Een van de meest wonderlijke mensen die ik tijdens mijn Brusselse tijd heb ontmoet, was Gevaert. Alhoewel hij niet als componist bekend is, heeft hij een onvergankelijke stempel gedrukt op de muziek van zijn tijd. Hij was een fantastische interpreet, een genie in het arrangeren en daarenboven een uitstekend uitvoerder.

Toen hij me de eerste keer kwam opzoeken, dacht ik dat ik in mijn leven nog nooit zo’n lelijke man had gezien. Maar al vlug vergat ik zijn onbevallige voorkomen en toen ik met hem Hamlet begon te studeren, realiseerde ik me dat ik met een genie te doen had. Hij vertelde me dat Hamlet op de generale repetitie vóór de première in Parijs en met Christine Nilsson in de titelrol, een complete mislukking was.
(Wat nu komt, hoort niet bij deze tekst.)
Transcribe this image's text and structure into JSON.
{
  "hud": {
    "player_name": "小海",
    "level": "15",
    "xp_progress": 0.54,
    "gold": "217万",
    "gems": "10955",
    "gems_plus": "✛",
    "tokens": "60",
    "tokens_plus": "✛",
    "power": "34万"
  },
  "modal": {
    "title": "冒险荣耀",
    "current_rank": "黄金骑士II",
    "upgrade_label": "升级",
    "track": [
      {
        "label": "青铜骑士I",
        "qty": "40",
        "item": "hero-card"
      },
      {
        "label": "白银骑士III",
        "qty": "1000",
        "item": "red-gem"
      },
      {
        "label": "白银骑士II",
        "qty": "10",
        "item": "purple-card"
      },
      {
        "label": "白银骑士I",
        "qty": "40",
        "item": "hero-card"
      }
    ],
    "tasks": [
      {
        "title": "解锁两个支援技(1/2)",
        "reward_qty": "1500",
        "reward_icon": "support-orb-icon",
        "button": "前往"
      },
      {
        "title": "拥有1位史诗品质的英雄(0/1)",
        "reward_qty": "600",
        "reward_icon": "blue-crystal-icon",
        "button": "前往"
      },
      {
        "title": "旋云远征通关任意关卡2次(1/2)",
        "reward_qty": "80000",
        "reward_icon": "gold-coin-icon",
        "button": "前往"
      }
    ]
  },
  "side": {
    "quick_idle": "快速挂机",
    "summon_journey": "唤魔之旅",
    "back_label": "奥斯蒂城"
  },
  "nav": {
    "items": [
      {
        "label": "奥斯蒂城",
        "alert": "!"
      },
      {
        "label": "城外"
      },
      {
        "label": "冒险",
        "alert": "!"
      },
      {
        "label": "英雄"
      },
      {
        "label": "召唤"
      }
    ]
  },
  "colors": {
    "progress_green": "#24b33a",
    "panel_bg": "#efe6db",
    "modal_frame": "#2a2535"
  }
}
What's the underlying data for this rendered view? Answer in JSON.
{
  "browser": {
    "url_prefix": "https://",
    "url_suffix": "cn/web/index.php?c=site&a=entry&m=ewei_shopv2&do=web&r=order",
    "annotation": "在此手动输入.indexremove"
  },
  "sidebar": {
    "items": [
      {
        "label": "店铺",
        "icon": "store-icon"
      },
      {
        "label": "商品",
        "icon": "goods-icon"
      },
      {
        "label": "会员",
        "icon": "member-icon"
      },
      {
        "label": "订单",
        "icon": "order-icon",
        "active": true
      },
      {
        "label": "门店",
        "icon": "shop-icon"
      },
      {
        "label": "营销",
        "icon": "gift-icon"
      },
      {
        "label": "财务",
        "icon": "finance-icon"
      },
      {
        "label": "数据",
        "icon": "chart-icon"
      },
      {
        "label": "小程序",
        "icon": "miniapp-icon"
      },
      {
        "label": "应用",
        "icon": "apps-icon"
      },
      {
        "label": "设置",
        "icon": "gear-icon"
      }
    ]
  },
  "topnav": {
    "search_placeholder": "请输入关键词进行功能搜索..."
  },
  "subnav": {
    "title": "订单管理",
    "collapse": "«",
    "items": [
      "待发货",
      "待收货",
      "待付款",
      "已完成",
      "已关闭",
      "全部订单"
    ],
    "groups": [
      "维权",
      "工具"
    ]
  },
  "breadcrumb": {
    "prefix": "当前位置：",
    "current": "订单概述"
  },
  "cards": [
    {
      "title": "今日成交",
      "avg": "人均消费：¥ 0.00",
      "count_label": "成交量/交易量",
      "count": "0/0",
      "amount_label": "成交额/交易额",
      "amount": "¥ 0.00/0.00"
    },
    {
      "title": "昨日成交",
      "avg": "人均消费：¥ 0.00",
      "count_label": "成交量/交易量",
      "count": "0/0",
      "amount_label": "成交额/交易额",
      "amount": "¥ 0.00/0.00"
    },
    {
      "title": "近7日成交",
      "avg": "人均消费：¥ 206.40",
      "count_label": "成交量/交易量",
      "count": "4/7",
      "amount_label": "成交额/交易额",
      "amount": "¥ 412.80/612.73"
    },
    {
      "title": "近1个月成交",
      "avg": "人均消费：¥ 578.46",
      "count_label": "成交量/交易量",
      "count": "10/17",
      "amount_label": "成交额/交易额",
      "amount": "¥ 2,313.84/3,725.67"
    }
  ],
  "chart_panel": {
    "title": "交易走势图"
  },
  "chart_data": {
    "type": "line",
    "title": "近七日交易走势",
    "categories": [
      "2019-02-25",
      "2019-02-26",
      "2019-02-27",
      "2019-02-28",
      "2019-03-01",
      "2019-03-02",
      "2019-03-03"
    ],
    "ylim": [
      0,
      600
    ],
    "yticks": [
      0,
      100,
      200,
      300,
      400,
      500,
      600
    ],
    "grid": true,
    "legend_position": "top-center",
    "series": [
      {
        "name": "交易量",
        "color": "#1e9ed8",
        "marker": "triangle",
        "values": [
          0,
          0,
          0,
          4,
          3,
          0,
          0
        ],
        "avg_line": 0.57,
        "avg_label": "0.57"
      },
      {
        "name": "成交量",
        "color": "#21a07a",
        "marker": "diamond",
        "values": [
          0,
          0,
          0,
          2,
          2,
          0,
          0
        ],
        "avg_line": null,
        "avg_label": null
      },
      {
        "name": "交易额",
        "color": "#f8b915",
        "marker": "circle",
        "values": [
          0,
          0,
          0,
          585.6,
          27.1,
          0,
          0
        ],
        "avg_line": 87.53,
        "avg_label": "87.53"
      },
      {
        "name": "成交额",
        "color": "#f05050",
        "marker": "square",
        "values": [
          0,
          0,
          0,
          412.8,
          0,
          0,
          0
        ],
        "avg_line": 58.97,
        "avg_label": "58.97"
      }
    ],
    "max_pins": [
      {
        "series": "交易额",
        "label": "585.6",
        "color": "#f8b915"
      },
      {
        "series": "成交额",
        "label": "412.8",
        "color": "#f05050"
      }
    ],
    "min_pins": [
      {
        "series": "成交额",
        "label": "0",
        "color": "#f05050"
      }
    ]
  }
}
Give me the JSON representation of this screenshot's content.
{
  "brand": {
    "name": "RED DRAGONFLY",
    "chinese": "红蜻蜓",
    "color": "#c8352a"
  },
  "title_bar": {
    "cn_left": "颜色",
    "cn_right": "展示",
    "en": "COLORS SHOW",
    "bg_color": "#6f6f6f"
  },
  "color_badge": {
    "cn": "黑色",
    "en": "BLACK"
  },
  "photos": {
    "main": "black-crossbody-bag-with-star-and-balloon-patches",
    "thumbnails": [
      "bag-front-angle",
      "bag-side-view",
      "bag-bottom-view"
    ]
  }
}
Onmiddellijk daarna kwam Thomas handenwringend naar Gevaert, zich afvragen:

"Wat moet ik doen? Een jaar van mijn leven verspild!"
"Stel het een maand uit", zei Gevaert, en na een pauze: "schuif er een Zweeds volkslied in. Het kan me niet schelen hoe, maar pas het in. Denk er over na."

Thomas dacht er over na. Voor al wie deze mooie opera kent, weet dat een van de belangrijke motieven uit de vierde acte een prachtig oud Zweeds volkslied is waarvan Christine Nilsson, zelf een Zweedse, een pareltje van schoonheid maakte. De opera werd een kolossaal succes en toen Ophelia deze melodie zong, terwijl ze zich in de rivier verdronk, klonk er een overweldigend applaus.

Een van de eerste dingen die Gevaert me zei, was:

"U weet natuurlijk dat ik een herdersjongen was. Mijn vader zei me dat hij niet wist of hij van mij een priester of een klompenmaker zou maken. Hij besliste klompenmaker omdat, naar hij zegde, er al veel priesters in de wereld waren, maar de mensen altijd klompen zouden dragen. Toch besliste ik om musicus te worden. Toen ik naar Brussel kwam om mijn eerste examens te doen, gekleed in mijn boerenkleren, lachten de andere studenten mij uit."
En hij voegde er aan toe:
"Ik vrees dat ik ze allemaal verslagen heb."

Melba, N.: Melodies and memories, (uitgegeven door John Cargher), Londen, 1980, p. 30-31.